Expected_Ride_Duration = 30
predicted_price = predict_price(user_number_of_riders, user_number_of_drivers, user_vehicle_type, Expected_Ride_Duration)
print("Predicted price:", predicted_price)
Predicted price: [244.44059707]
Here’s a comparison of the actual and predicted results:
import plotly.graph_objects as go# Predict on the test set
y_pred = model.predict(x_test)
# Create a scatter plot with actual vs predicted values
fig = go.Figure()
fig.add_trace(go.Scatter(
x=y_test.flatten(),
y=y_pred,
mode='markers',
name='Actual vs Predicted'
))
# Add a line representing the ideal case
fig.add_trace(go.Scatter(
x=[min(y_test.flatten()), max(y_test.flatten())],
y=[min(y_test.flatten()), max(y_test.flatten())],
mode='lines',
name='Ideal',
line=dict(color='red', dash='dash')
))
fig.update_layout(
title='Actual vs Predicted Values',
xaxis_title='Actual Values',
yaxis_title='Predicted Values',
showlegend=True,
)
fig.show()
So this is how you can use Machine Learning to implement a data-driven dynamic pricing strategy using Python.
Summary
A dynamic pricing strategy aims to optimize revenue and profitability by adjusting prices to strike the perfect balance between supply and demand.

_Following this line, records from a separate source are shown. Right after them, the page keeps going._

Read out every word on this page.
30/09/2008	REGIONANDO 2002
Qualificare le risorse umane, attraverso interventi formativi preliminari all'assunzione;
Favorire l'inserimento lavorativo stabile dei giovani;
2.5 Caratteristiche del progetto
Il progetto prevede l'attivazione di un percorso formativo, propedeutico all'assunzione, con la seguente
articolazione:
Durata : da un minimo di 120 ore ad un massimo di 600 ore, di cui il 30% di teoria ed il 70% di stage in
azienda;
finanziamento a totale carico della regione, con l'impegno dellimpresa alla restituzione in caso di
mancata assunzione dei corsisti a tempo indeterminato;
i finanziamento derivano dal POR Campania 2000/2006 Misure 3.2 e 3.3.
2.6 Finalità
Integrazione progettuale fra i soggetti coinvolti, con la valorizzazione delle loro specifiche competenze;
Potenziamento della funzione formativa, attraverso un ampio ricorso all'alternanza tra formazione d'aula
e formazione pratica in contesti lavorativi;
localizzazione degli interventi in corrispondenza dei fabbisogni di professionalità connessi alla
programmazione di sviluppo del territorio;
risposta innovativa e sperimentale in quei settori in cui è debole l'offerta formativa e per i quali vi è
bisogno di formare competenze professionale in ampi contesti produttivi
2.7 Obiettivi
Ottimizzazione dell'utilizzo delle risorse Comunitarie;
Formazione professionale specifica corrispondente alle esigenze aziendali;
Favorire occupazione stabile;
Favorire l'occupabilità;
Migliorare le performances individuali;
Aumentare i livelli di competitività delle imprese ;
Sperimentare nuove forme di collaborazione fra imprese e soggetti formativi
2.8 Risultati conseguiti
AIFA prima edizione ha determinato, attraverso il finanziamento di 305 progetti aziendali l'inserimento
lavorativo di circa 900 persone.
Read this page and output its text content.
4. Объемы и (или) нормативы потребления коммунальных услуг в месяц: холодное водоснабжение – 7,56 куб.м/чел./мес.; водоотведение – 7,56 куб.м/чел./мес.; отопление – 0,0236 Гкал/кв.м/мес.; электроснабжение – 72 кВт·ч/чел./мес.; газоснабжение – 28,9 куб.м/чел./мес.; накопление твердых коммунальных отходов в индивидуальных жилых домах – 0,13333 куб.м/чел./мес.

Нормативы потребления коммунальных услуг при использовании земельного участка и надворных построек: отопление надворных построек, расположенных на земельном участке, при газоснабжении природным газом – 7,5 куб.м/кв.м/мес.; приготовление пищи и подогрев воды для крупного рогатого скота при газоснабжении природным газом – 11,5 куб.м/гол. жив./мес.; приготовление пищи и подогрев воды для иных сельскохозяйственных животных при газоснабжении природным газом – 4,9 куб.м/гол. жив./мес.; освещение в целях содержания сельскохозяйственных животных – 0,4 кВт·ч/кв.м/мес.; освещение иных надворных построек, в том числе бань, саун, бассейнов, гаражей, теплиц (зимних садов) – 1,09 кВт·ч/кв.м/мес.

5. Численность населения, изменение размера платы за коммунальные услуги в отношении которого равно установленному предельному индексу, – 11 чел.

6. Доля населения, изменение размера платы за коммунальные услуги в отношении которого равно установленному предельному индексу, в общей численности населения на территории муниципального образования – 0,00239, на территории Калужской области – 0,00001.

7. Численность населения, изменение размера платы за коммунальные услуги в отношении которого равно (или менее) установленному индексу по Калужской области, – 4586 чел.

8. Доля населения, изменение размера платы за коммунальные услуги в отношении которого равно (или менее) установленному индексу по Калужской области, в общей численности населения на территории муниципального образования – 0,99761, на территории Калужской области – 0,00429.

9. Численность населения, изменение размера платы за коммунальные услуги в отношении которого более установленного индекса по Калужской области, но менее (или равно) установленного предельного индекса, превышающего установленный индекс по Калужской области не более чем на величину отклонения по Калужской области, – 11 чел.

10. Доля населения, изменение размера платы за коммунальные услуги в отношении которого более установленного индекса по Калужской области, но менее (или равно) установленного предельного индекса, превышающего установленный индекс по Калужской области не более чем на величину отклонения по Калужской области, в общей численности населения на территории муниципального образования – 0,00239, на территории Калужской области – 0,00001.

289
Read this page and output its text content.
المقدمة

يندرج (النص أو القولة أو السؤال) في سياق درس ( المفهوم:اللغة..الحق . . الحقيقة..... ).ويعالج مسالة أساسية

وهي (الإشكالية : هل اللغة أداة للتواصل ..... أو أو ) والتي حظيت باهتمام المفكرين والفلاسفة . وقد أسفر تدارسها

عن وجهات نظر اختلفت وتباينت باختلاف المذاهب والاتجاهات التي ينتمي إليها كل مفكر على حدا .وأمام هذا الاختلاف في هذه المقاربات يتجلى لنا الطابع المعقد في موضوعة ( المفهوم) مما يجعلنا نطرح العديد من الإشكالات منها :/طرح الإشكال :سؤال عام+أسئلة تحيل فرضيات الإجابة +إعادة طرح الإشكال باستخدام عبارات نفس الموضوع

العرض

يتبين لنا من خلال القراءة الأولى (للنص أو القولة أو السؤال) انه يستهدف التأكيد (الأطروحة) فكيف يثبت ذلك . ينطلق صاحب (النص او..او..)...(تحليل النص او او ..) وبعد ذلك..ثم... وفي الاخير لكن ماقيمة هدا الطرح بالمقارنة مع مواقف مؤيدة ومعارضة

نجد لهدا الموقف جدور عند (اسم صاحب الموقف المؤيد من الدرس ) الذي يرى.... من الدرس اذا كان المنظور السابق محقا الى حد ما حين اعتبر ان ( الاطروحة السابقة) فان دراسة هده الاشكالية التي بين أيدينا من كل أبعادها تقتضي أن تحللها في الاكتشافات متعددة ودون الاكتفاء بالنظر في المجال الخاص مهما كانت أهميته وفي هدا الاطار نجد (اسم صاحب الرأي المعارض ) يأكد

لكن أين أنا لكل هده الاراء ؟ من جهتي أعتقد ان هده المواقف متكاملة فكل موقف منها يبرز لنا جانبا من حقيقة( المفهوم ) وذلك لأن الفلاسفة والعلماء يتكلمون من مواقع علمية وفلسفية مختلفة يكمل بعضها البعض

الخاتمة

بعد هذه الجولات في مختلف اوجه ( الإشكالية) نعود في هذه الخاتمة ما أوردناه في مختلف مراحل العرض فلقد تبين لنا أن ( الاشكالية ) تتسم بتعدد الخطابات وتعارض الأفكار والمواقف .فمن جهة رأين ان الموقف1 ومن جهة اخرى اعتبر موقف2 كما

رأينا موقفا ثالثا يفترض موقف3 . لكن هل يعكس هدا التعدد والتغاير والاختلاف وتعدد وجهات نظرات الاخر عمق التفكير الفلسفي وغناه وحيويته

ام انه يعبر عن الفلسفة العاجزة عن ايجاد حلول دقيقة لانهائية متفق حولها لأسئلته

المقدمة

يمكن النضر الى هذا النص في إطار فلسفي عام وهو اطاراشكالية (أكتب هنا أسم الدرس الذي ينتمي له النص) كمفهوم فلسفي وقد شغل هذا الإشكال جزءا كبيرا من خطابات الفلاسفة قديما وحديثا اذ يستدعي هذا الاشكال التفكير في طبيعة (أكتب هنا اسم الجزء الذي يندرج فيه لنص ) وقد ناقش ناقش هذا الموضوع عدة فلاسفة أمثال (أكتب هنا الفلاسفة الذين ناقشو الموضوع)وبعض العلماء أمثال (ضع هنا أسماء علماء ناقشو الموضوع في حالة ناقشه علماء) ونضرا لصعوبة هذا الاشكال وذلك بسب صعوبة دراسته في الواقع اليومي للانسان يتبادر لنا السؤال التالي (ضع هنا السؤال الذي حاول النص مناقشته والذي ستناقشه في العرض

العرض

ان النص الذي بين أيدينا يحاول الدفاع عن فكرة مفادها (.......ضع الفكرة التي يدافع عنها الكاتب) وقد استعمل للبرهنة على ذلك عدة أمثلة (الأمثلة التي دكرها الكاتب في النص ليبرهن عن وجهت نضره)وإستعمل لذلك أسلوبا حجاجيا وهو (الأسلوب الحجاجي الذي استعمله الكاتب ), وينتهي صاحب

This approach enables businesses to dynamically set prices based on various factors such as time of day, day of the week, customer segments, inventory levels, seasonal trends, competitor pricing, and market conditions. I hope you found this article on Dynamic Pricing Strategy using Python insightful. Feel free to share your thoughts and ask any questions in the comments section below!